Question: How to graphically tell if data has been normalized?
1
19 months ago by
Arindam Ghosh200
India
Arindam Ghosh200 wrote:

Is there a method to tell if my RNA-seq data has been normalized? I used DESeq2 to normalize my feature count data and they plotted the log transformed normalized counts with box-plots. Is this a good way to analyse? I had referred some articles where they had used this method. For median normalization the median line would be at the same level and for quartile normalization the third quartile is at the same level. For DESeq2, it uses RLE method. So how can I graphically explain this? One thing that is clear from this plot is that most of the counts across all samples have come within comparable range.

rna-seq deseq2 normalization • 2.2k views
modified 19 months ago by Kevin Blighe55k • written 19 months ago by Arindam Ghosh200
5
19 months ago by
Kevin Blighe55k
Kevin Blighe55k wrote:

There are different ways to gauge [graphically] how effective a normalisation has been. Looking at your second plot, it would appear in this case that normalisation has been successful.

Apart from box-and-whisker plots, one can also do:

# Violin plot

Using regularised log or variance stabilised counts:

``````require(reshape2)
violinMatrix <- reshape2::melt(loggedCounts)
colnames(violinMatrix) <- c("Gene","Sample","Expression")

library(ggplot2)
ggplot(violinMatrix, aes(x=Sample, y=Expression)) + geom_violin() + theme(axis.text.x = element_text(angle=45, hjust=1))
``````

# pairwise sample scatter plots

Using regularised log or variance stabilised counts:

``````require(car)
scatterplotMatrix(loggedCounts, diagonal="boxplot", pch=".")
``````

# Dispersion plot

Just looking at the unlogged, normalised counts, a dispersion plot gives a good idea of how good the modelling of dispersion dependent on the mean normalised counts has been.

``````options(scipen=999)
plotDispEsts(dds, genecol="black", fitcol="red", finalcol="dodgerblue", legend=TRUE, log="xy", cex.axis=0.8, cex=0.3, cex.main=0.8, xlab="Mean of normalised counts", ylab="Dispersion")
options(scipen=0)
``````

# Bootstrapped hierarchical clustering (unsupervised - i.e. entire dataset)

Using regularised log or variance stabilised counts:

``````require(pvclust)
pv <- pvclust(loggedCounts, method.dist="euclidean", method.hclust="ward.D2", nboot=100)
plot(pv)
``````

# Symmetrical sample heatmap

Using regularised log or variance stabilised counts:

``````require(gplots)
distsRL <- dist(t(loggedCounts))
mat <- as.matrix(distsRL)
hc <- hclust(distsRL)
heatmap.2(mat, Rowv=as.dendrogram(hc), symm=TRUE, trace="none", col=rev(hmcol), cexRow=1.0, cexCol=1.0, margin=c(13, 13), key=FALSE)
``````

Kevin

Thank you very much.

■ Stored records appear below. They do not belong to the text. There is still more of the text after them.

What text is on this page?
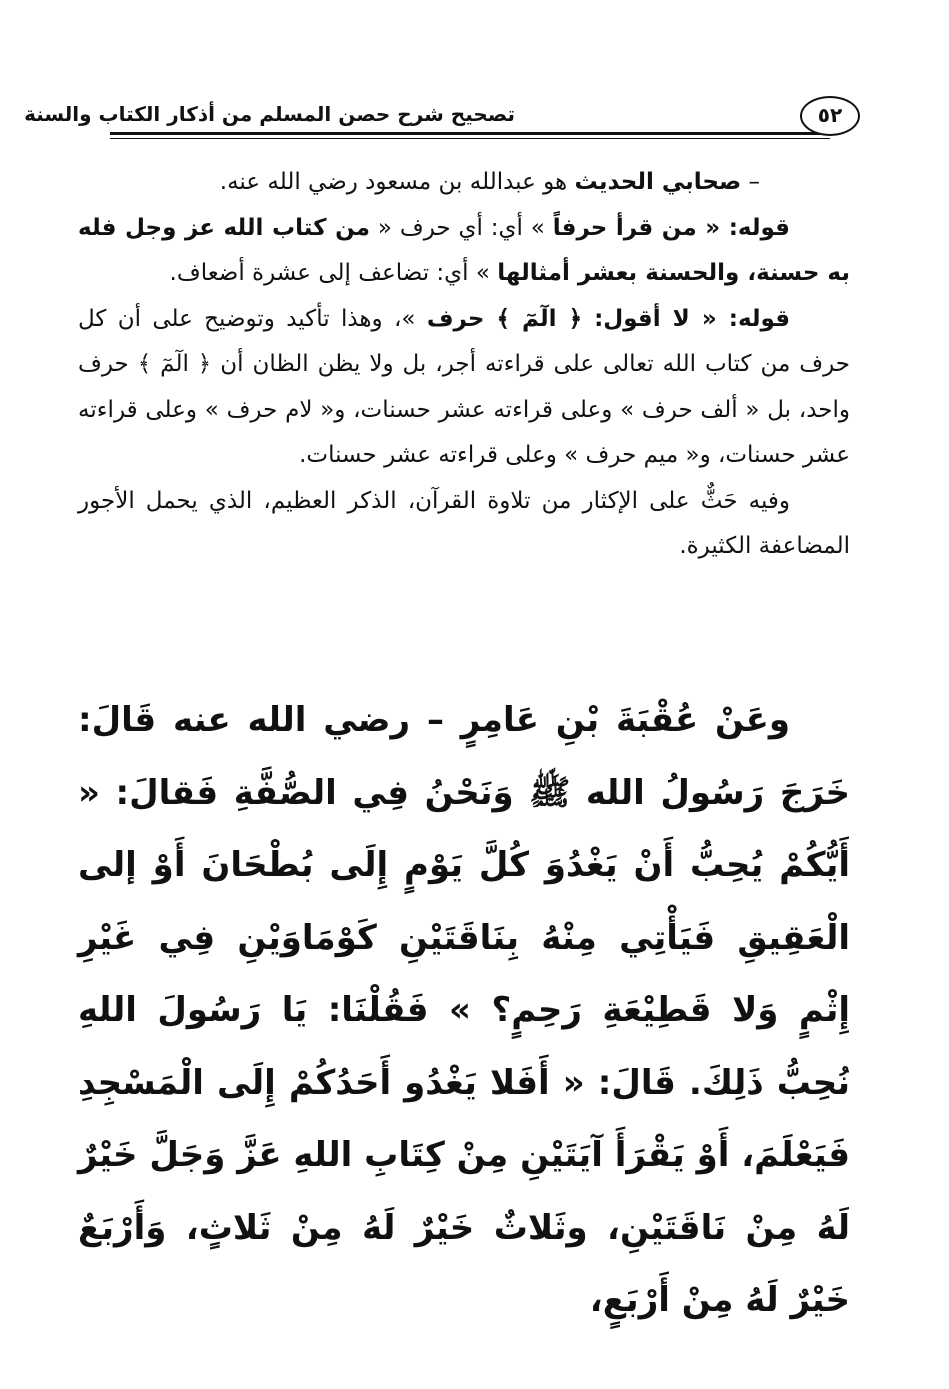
تصحيح شرح حصن المسلم من أذكار الكتاب والسنة	٥٢

– صحابي الحديث هو عبدالله بن مسعود رضي الله عنه.

قوله: « من قرأ حرفاً » أي: أي حرف « من كتاب الله عز وجل فله به حسنة، والحسنة بعشر أمثالها » أي: تضاعف إلى عشرة أضعاف.

قوله: « لا أقول: ﴿ الٓمٓ ﴾ حرف »، وهذا تأكيد وتوضيح على أن كل حرف من كتاب الله تعالى على قراءته أجر، بل ولا يظن الظان أن ﴿ الٓمٓ ﴾ حرف واحد، بل « ألف حرف » وعلى قراءته عشر حسنات، و« لام حرف » وعلى قراءته عشر حسنات، و« ميم حرف » وعلى قراءته عشر حسنات.

وفيه حَثٌّ على الإكثار من تلاوة القرآن، الذكر العظيم، الذي يحمل الأجور المضاعفة الكثيرة.

وعَنْ عُقْبَةَ بْنِ عَامِرٍ – رضي الله عنه قَالَ: خَرَجَ رَسُولُ الله ﷺ وَنَحْنُ فِي الصُّفَّةِ فَقالَ: « أَيُّكُمْ يُحِبُّ أَنْ يَغْدُوَ كُلَّ يَوْمٍ إِلَى بُطْحَانَ أَوْ إلى الْعَقِيقِ فَيَأْتِي مِنْهُ بِنَاقَتَيْنِ كَوْمَاوَيْنِ فِي غَيْرِ إِثْمٍ وَلا قَطِيْعَةِ رَحِمٍ؟ » فَقُلْنَا: يَا رَسُولَ اللهِ نُحِبُّ ذَلِكَ. قَالَ: « أَفَلا يَغْدُو أَحَدُكُمْ إِلَى الْمَسْجِدِ فَيَعْلَمَ، أَوْ يَقْرَأَ آيَتَيْنِ مِنْ كِتَابِ اللهِ عَزَّ وَجَلَّ خَيْرٌ لَهُ مِنْ نَاقَتَيْنِ، وثَلاثٌ خَيْرٌ لَهُ مِنْ ثَلاثٍ، وَأَرْبَعٌ خَيْرٌ لَهُ مِنْ أَرْبَعٍ،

This is really going to help me.

I more thing I need to clear. For box/violin plots do the first/third quartile or median for all the samples be at the same levels. For the same data set i was trying a different low count filter and after that I saw that the third quartile and the median are at level across sample but the first quartile of group A is same but for group B its much lower.

1

It is normal to exclude low counts, but which cut-off did you use?

I was experimenting with several like:

``````1) rowSums(count) > 0

2) rowMeans(count) > 1

3) rowSums(count>0)>10

4) apply(count, 1, function(x){all(x>0)})
``````

The plots I provided above are from #4 and this is from DESeq2 manual (if I remember correctly). Initially it was good to see the number of genes getting reduced but after DE I realised I lost some important genes only because in 1 out of 45 samples it had 0 count.

The results of #1,2 & 3 were similar.

Hey, well, you definitely should exclude anything with just 0 counts across all samples (#1). I can see why #1, #2, #3 give similar results. #4 may be too stringent, as I think that it should be expected that some samples will return a 0 count value (#4 requires that all samples have counts>0 ? ).

So what's your opinion on using this. Something else I should try. Apart from this if I read correctly DESeq performs further cleaning.

1

I think that either of your first three are valid - I have seen them being used in various studies. #4 is too stringent - you would require a good reason for using such a threshold, like, for example, you needed to use some statistical test where zero vales were not permitted.